In early 2014, people in the simulated worlds I call "Green" and "Hikeyay" began entering the Termination phase, and external impacts started to drive available resources down. Green is what I consider the best match to our real world, and Hikeyay is the world portrayed in my fictional Simulated News blog. Termination is marked statistically by high age and no life expectancy, ending in the Death phase a few years later.
By early 2020, half of Green's population will be in the Termination phase, and people will be in the Death phase by 2026. I chose a different path for Hikeyay by essentially reversing the drivers of extinction: stopping population growth; reducing per-capita consumption; and using technology to eliminate both waste and the external impacts. The timing of Hikeyay's global strategy (especially the new version that was recently "approved") is determined by the simulations, which are based on correlations between variables and trends identified in the historical record, and is consistent with recommendations from people who have studied the range of possibilities in far greater depth than I have.
I have been attempting to add higher resolution to the simulations that could ideally guide actions by groups and individuals to reduce the number of people in the Termination phase (from whatever that number might actually be).
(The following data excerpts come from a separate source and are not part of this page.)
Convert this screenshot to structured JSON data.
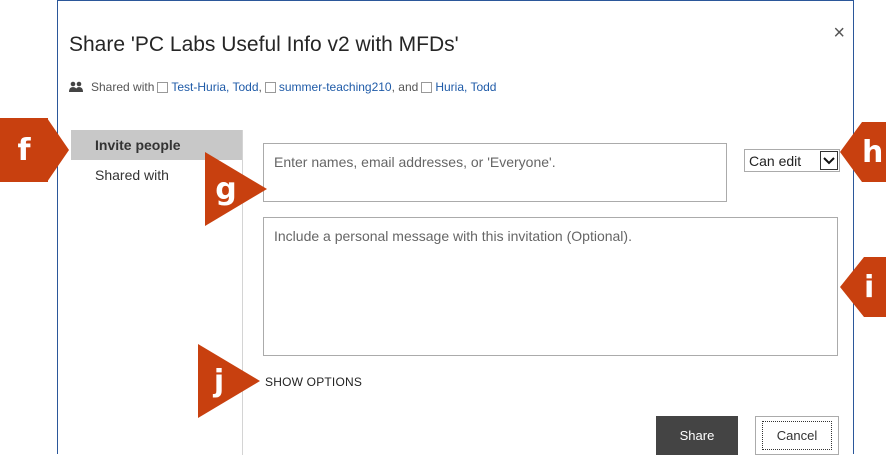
{
  "dialog": {
    "title": "Share 'PC Labs Useful Info v2 with MFDs'",
    "close_glyph": "×",
    "shared_with_prefix": "Shared with",
    "shared_users": [
      "Test-Huria, Todd",
      "summer-teaching210",
      "Huria, Todd"
    ],
    "sep_comma": ",",
    "sep_and": ", and"
  },
  "sidenav": {
    "items": [
      {
        "label": "Invite people",
        "active": true
      },
      {
        "label": "Shared with",
        "active": false
      }
    ]
  },
  "invite": {
    "names_placeholder": "Enter names, email addresses, or 'Everyone'.",
    "permission_value": "Can edit",
    "message_placeholder": "Include a personal message with this invitation (Optional).",
    "show_options": "SHOW OPTIONS",
    "share_button": "Share",
    "cancel_button": "Cancel"
  },
  "callouts": [
    "f",
    "g",
    "h",
    "i",
    "j"
  ],
  "colors": {
    "accent": "#2b579a",
    "callout": "#c8400f",
    "link": "#1f5ba8",
    "share_button": "#444444"
  }
}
The results are being presented in all my venues – especially this blog, the Simulated News blog, Twitter posts, and Patreon posts.
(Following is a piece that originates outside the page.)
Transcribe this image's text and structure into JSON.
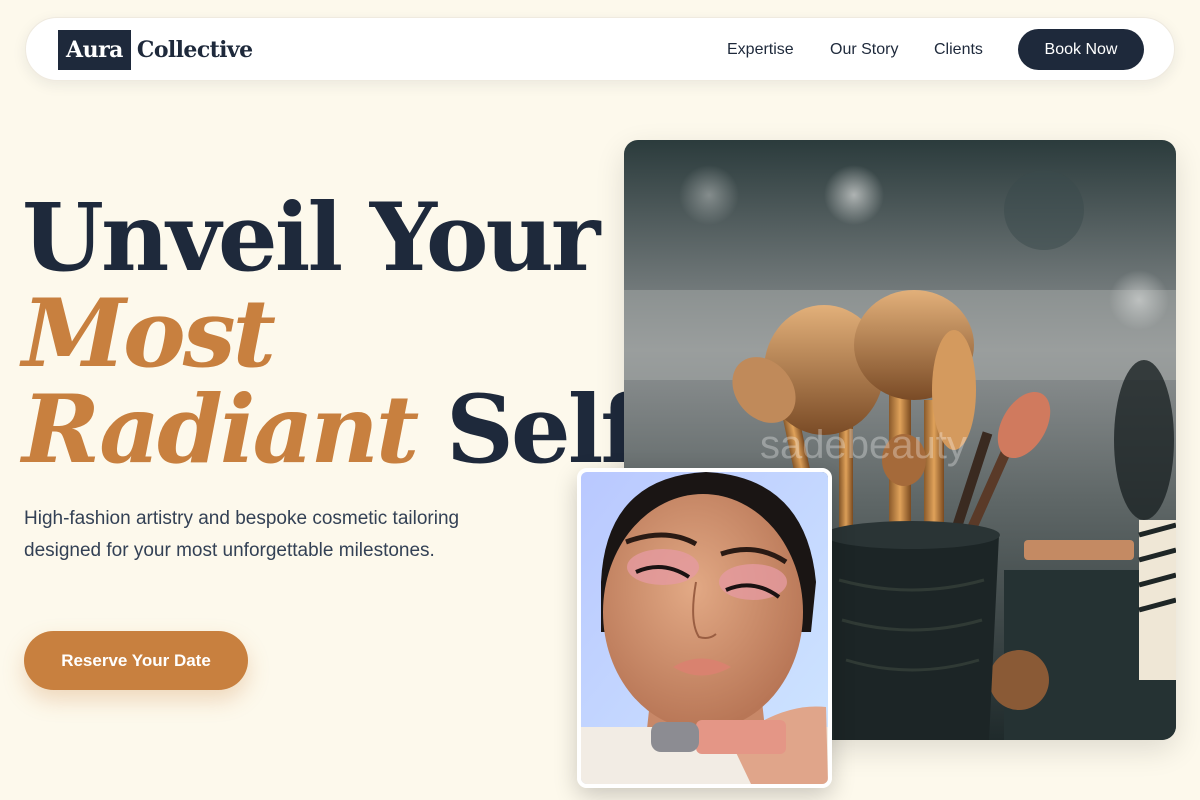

For example, since my last post here I have identified two major groups within the global population whose constant merging may help to explain political preferences within the actual population: one of them embodies the past and the other embodies the future; and their relative population sizes tantalizingly correspond in percentage to those of U.S. conservatives and liberals. I have also derived population-level phases and how many people might be supported in each nation if the world has a healthy overall phase distribution determined by total consumption.
Just recently, I had an insight into the interactions between people in different phases that prompted a new way of visualizing their relative amounts of population and consumption. It is based on the trading of resources from high to low phases that best matches historical data, and accounts for the counterintuitive observation that those people who consume the most have the highest ratio of natural resources to resources used for basic needs (are at the lowest phase). Essentially: the majority in settled territory is converting raw resources to processed resources, and trading them with "colonizers" who are exploring and preparing new territory and its resources that are becoming so scarce that they will become processors right after people begin entering the Death phase at the population peak (five years from now in simulated world Green).